Data warehouse defaults
In this section, you specify the resources from your cloud data warehouse that Matillion ETL should use by default.
Snowflake defaults
- Default Role: Select a role. For more information, read Overview of Access Control.
- Default Warehouse: Select the environment's default Snowflake warehouse. For more information, read Overview of Warehouses.
- Default Database: Select the environment's default Snowflake database. For more information, read Databases, Tables, and Views.
- Default Schema: Select the Environment's default schema. For more information, read the Snowflake documentation.
- Concurrent Connections: Specify the maximum number of database connections to allow concurrently. Multiple concurrent connections can potentially speed up large Matillion ETL jobs. The maximum number of connections possible is equal to the number of threads the instance has at its disposal. See our short video tutorial for more details. This is an Enterprise Mode only feature.
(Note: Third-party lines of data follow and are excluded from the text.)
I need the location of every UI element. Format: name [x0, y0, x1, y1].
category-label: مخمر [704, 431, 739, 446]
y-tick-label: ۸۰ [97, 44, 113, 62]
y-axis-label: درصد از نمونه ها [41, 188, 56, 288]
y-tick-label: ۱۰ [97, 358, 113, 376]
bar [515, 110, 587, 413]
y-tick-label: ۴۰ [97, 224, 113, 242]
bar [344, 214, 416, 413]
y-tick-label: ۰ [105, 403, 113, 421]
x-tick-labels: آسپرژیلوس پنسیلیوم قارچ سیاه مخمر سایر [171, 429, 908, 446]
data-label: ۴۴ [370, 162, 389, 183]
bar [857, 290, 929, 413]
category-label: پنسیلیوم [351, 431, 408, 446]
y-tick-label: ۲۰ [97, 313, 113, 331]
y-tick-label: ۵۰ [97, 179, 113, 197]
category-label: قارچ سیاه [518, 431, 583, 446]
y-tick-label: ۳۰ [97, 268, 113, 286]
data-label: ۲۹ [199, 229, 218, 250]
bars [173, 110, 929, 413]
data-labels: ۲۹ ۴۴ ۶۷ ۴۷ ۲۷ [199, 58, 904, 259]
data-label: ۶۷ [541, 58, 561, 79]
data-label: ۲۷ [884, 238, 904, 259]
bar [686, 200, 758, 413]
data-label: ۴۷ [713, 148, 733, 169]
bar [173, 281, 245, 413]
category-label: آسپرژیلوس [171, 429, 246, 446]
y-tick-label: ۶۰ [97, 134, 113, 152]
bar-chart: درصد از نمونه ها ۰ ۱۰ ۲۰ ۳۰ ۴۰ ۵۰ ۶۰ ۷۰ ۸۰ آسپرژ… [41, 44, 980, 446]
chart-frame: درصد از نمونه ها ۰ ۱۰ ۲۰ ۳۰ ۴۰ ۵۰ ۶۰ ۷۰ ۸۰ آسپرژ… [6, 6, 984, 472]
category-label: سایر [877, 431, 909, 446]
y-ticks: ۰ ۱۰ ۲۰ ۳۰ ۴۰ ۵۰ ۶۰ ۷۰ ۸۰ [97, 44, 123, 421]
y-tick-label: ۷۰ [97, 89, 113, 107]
After entering the connection defaults, you can check that the connection to Snowflake is established by clicking Test.
Delta Lake on Databricks defaults
- Endpoint/Cluster: The Databricks cluster that Matillion ETL will connect to.
- Catalog: Choose an appropriate Databricks Unity Catalog from the drop-down menu.
- Database: The name of the Delta Lake database that Matillion ETL will connect to.
- Concurrent Connections: Select or enter the number of concurrent connections per job, to a maximum of 16.
Amazon Redshift defaults
- Database: The database you created when setting up your Amazon Redshift cluster. You may run with multiple database names—in which case, choose the one you want to use for this environment.
- Default Schema: This is public by default, but if you have configured multiple schemas within your Amazon Redshift database, you should specify the schema you want to use.
- Default Bucket: Specify the default S3 bucket to use. Many Matillion ETL components and features will use this bucket by default, but you can specify alternative buckets when you configure individual components.
- Concurrent Connections: Specify the maximum number of database connections to allow concurrently. Multiple concurrent connections can potentially speed up large Matillion ETL jobs. The maximum number of connections possible is equal to the number of threads the instance has at its disposal. See our short video tutorial for more details. This is an Enterprise Mode only feature.
After entering the connection defaults, you can check that the connection to Redshift is established by clicking Test.
Azure Synapse Analytics defaults
- Default Database: The database you created when setting up Azure Synapse Analytics. You may run with multiple database names—in which case, choose the one you want to use for this environment.
- Default Schema: Select the database schema you want to use by default.
- Concurrent Connections: Specify the maximum number of database connections to allow concurrently. Multiple concurrent connections can potentially speed up large Matillion ETL jobs. The maximum number of connections possible is equal to the number of threads the instance has at its disposal. See our short video tutorial for more details. This is an Enterprise Mode only feature.
After entering the connection defaults, you can check that the connection to Synapse is established by clicking Test.